Zum Einstieg in die Erweiterungsplanungen hatte es noch geheißen, die komplette Freifläche zwischen Autobahn und Goethestraße, Kleingartenanlage und Bahnlinie solle komplett überplant werden. Jetzt hat das Rathaus die verbleibende Fläche entlang der Goethestraße doch ausgeklammert, und der neu zu erstellende Bebauungsplan regelt nur die Kleingartenanlage plus nötiger Infrastruktur.
Die Parzelle ist im Gemeindebesitz. Bis auf 40 Mieter Abstand zur Autobahn dürfte sie ohnehin überhaupt nicht mit Wohnraum bebaut werden, weitere 60 Meter nur sehr eingeschränkt. Aktuell ist das Grundstück zur landwirtschaftlichen Nutzung verpachtet.

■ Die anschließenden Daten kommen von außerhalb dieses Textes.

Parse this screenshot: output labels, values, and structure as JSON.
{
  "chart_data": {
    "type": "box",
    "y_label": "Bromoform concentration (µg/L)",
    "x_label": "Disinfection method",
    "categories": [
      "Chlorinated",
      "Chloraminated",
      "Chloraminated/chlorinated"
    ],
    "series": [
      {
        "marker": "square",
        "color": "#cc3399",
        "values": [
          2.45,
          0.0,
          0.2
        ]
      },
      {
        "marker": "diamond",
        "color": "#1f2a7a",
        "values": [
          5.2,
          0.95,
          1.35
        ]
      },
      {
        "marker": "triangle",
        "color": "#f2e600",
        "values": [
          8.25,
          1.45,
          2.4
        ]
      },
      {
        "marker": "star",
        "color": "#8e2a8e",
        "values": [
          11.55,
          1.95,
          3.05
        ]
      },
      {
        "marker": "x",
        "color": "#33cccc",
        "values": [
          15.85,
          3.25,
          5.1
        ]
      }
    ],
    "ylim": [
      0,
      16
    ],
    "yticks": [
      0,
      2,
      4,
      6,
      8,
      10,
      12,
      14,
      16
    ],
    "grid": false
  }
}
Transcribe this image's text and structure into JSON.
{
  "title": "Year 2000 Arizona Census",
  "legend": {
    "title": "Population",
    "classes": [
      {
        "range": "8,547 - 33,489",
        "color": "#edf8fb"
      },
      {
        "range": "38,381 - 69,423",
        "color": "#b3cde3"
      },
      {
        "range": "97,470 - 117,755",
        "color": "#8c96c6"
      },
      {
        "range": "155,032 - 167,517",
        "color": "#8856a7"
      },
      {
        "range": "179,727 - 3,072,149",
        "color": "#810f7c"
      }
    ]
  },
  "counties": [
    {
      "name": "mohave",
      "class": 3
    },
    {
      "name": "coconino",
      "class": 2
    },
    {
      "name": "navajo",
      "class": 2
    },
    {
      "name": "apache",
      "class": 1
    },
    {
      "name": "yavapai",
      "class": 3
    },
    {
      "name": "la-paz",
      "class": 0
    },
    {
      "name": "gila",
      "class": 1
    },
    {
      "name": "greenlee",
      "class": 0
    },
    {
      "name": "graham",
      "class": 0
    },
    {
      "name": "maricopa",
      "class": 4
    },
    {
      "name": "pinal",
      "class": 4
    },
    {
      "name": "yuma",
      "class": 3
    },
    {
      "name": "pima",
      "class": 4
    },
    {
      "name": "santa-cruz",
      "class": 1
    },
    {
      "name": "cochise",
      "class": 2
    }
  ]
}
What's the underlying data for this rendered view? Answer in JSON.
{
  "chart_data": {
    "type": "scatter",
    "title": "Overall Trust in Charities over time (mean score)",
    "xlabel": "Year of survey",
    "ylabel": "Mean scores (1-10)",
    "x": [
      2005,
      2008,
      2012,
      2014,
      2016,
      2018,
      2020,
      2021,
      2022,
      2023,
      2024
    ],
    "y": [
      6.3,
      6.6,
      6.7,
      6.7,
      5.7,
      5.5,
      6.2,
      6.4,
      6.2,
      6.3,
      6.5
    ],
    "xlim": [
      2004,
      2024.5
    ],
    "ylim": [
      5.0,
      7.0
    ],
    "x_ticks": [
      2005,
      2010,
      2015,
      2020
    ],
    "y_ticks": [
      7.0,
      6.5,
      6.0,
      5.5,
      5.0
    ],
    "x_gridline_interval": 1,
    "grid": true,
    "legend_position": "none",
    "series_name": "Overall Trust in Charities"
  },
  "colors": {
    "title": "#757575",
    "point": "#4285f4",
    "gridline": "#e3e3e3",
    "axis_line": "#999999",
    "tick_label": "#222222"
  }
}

Außerdem hat sich am Südrand ein „Urban-gardening“-Projekt der Volkshochschule angesiedelt. Für diese Initiative soll auch im neuen Bauleitplan wieder eine Fläche freigehalten werden, heißt es im Aufstellungsbeschluss ausdrücklich. Ob das an gleicher Stelle sein wird, blieb dagegen offen. (mehr …)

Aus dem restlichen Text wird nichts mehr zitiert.